Grupa była uzbrojona w gaz pieprzowy, bagnet, nóż i maczetę, według Biura Prasowego Brandenburg South Police.
Jej członkowie odpowiedzieli na apel skrajnie prawicowej partii „Der Dritte Weg” (Trzecia Droga) o „marsz przez granicę”, podała policja.
Wśród zarzutów, że władze w Mińsku ułatwiają migrację do wschodniej granicy obozu, duża liczba migrantów z Białorusi próbuje przedostać się do UE.
Policja w Cuben w Brandenburgii, jednym z trzech niemieckich landów graniczących z Saksonią i McLenberg-Pomorzem Zachodnim, potwierdziła, że kilku członków zespołu inwigilacyjnego stacjonowało tam i w pobliskich wioskach.
Niektórzy z zatrzymanych przez policję przyjechali do tego obszaru z innych części kraju, donosi Reuters.
Według lokalnego oddziału Armii Zbawienia w sobotę 120 osób z Kuben zorganizowało kampanię uświadamiającą, aby wyrazić swój sprzeciw wobec planowanych skrajnie prawicowych patroli granicznych.
Premier Saksonii Michael Gretchmer w niedzielnym wywiadzie wypowiedział się przeciwko prawicowemu ekstremizmowi.
„Niemcy są krajem chrześcijańskim i uchodźcy powinni być traktowani sprawiedliwie – nawet jeśli nie mają prawa przebywać w Niemczech. Jesteśmy ludźmi i traktujemy innych jak istoty ludzkie” – powiedział Kretschmer nadawcy publicznej ARD. „Musimy zająć wyraźne stanowisko przeciwko prawicowemu ekstremizmowi”.
Policja poinformowała, że niemieccy funkcjonariusze będą nadal patrolować granicę polsko-niemiecką i ściśle współpracować z urzędnikami federalnymi.
Policja w Guben powiedziała CNN, że liczba policji federalnej wysłanej do ochrony polskiej granicy „znacznie” wzrosła, ale nie była w stanie potwierdzić, ilu dodatkowych funkcjonariuszy stacjonowało na tym obszarze.
„Setki funkcjonariuszy pełni tam obecnie służbę dzień i noc.
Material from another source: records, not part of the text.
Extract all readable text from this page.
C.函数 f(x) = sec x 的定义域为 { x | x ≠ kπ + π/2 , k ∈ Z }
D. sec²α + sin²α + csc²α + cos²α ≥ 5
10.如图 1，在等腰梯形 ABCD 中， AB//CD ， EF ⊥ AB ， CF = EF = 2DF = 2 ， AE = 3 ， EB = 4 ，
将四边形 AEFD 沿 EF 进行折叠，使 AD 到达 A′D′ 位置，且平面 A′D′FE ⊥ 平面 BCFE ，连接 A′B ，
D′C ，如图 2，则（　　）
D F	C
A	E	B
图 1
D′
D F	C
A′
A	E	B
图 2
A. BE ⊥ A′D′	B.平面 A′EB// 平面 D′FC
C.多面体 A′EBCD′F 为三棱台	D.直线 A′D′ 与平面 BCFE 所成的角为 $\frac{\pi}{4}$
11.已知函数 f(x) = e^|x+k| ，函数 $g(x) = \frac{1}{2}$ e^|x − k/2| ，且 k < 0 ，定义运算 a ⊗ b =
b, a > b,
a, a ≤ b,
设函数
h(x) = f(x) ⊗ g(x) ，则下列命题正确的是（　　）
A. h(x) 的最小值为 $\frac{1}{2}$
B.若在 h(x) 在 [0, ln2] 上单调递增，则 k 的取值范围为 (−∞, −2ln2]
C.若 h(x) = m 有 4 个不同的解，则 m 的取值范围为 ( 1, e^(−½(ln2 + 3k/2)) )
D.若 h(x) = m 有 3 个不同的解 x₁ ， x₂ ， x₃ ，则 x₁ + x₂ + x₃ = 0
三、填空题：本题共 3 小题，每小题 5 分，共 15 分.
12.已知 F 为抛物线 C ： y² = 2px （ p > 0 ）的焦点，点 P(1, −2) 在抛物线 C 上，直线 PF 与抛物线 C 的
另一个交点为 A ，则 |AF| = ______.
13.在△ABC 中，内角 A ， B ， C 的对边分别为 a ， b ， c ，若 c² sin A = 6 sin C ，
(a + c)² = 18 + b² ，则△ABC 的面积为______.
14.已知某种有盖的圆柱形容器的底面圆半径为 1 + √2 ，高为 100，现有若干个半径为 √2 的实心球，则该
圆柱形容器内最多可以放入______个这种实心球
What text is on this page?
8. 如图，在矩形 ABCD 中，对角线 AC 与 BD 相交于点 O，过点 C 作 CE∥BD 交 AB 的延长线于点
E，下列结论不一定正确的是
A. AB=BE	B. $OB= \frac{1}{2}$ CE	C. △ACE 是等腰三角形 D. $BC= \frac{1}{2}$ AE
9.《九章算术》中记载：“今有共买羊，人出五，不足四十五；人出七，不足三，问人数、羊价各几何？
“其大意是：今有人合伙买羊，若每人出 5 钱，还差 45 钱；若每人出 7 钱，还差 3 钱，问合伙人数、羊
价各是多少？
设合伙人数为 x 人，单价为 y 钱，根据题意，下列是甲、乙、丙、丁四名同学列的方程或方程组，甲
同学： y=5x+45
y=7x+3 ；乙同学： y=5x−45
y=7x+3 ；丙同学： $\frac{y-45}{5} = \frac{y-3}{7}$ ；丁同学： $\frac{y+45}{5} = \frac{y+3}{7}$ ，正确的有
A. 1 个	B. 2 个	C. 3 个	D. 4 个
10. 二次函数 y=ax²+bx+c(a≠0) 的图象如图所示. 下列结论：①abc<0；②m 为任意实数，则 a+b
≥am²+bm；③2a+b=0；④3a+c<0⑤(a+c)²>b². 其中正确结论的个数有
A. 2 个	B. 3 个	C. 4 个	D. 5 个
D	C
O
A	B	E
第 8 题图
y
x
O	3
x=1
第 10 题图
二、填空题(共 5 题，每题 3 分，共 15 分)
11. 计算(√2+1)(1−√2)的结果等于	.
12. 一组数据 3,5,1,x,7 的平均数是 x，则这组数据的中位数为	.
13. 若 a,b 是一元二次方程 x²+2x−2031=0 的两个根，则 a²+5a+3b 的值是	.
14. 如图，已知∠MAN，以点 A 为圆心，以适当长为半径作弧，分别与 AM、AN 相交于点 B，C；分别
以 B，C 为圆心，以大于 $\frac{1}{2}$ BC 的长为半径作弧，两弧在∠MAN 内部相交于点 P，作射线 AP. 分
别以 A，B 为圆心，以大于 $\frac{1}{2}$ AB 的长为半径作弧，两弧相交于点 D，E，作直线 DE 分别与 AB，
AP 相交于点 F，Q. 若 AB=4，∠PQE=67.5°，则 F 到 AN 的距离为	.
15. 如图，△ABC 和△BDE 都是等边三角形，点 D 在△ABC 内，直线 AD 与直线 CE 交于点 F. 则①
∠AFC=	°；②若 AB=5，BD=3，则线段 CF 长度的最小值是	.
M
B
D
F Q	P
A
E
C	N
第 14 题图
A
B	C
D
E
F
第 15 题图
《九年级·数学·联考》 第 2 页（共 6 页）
Jestem gotowy, aby w razie potrzeby ich wzmocnić” – powiedział Sehofer Associated Press.
Sohofer powiedział, że do tej pory w tym roku doszło do 6162 nieautoryzowanych wjazdów do Niemiec z Białorusi i Polski.
W zeszłym tygodniu Seehofer powiedział, że nie ma planów zamknięcia granicy z Polską, ale w niedzielę powiedział, że ograniczenia powinny zostać wprowadzone.
„Jeśli sytuacja na granicy niemiecko-polskiej nie ulegnie poprawie, należy również zastanowić się, czy to działanie powinno być podjęte w powiązaniu z państwem Polska i Brandenburgia. Ta decyzja przyjdzie do następnego rządu” – powiedział.
Kilka krajów UE oskarżyło prezydenta Białorusi Aleksandra Łukaszenkę o wysyłanie imigrantów na granicę UE w odpowiedzi na sankcje nałożone przez ugrupowanie po zmuszenie samolotu Ryanair do lądowania w Mińsku.
Unia Europejska (UE) zapowiedziała, że będzie nadal sprzeciwiać się tak zwanej „hybrydowej ofensywie… białoruskiego reżimu” i potępiać wykorzystywanie imigrantów do celów politycznych.
Łukaszenka temu zaprzeczył, oskarżając Zachód o katastrofę humanitarną po tym, jak migranci utknęli na granicy białorusko-polskiej.
„Irytująco skromny fanatyk telewizyjny. Totalny ekspert od Twittera. Ekstremalny maniak muzyczny. Guru Internetu. Miłośnik mediów społecznościowych”.